Although the West and even Communist dictatorships like China or military oligarchy like Pakistan want India to follow international rules, the question is do anti-India terrorists based in Pakistan or the UK, US, Canada or Germany also follow any rules apart from religious fundamentalism? Did the Khalistanis follow rules when they bombed Air India jumbo in 1985 or did Masood Azhar follow a terror doctrine when Harkat-ul-Ansar hijacked an IC-814 plane to Kandahar from Kathmandu in 1999?

Before 2014, India faced three decades of terror strikes and bloodletting at an industrial scale from terrorists based in Pakistan, but the West only asked India to exercise restraint and to talk to Islamabad for relief, with its media acting as amplifiers of jihadists. The Kashmir Assembly attack, the Parliament attack, the Ram Janambhoomi attack, the Mumbai train bombings, attacks on Delhi, Ahmedabad, Lucknow, Hyderabad, Pune, Mumbai, Jaipur and the 26/11 attacks are all reminders that India has been hit very hard by Islamists with West hardly ever castigating the terrorist state of Pakistan.

The UPA government in India instead of taking on Pakistan started playing politics with terror and coined the term Hindu terrorism for its vote bank gains. Rather than recognising that Islamists within India were out to rip apart the communal fabric of the country, the UPA government refused to recognise the enemy within.
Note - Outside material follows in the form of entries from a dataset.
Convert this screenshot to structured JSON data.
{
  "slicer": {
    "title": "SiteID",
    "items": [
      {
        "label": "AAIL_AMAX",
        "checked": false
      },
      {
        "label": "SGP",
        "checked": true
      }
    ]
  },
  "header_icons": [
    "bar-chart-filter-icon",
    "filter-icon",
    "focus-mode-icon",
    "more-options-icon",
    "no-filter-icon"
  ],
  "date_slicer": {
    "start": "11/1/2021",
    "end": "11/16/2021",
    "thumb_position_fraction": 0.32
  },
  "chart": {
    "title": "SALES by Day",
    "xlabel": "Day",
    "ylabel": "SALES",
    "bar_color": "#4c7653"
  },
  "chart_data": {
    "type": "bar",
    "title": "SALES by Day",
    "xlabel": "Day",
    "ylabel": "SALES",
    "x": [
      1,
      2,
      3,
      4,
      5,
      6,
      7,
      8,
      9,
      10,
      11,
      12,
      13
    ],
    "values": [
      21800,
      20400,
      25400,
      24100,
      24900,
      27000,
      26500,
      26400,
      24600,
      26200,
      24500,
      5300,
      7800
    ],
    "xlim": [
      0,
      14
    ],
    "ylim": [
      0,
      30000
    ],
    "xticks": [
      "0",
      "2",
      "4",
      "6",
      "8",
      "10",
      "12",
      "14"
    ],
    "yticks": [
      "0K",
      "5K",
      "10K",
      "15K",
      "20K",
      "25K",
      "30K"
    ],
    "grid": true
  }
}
The pusillanimous UPA government did not even react to 26/11 massacre by the Pakistan-based Lashkar-e-Taibaa group and virtually gave credence to a lie that India was involved in the Balochistan insurgency at Sharm-el-Sheikh dialogue in July 2009, just eight months after Pakistanis spilled innocent blood in Mumbai.

The certainty of a predictable weak Indian response to a terror attack and the sanctimonious advice by the West actually followed a set pattern till Narendra Modi came to Delhi in May 2014. Suddenly the cost of cross-border terrorism to Pakistan increased after the Uri surgical strikes in 2018 and the Indian air strike on Jaish-e-Mohammed terror training camp at Balakot in 2019. Fact is that after the February 14, 2019 suicide attack on CRPF troopers, the Indian RAW chief Anil Dhasmana called up the then ISI chief now Pakistan Army Chief Gen Asim Munir and gave him a list of Indian terrorists taking shelter in Pakistan for him to take action. Since the Indian demand fell on deaf ears, the Balakot strike followed.

Today, the Indian doctrine to terrorist and terrorism is quite clear. Nothing attributable or non-attributable will go unpunished as the Indian response will not be predictable or weak. Neither the Indian public nor the Indian political leadership will take bloodletting of innocents lying down. The answer will be given in the language that terrorists and their habourer nations understand.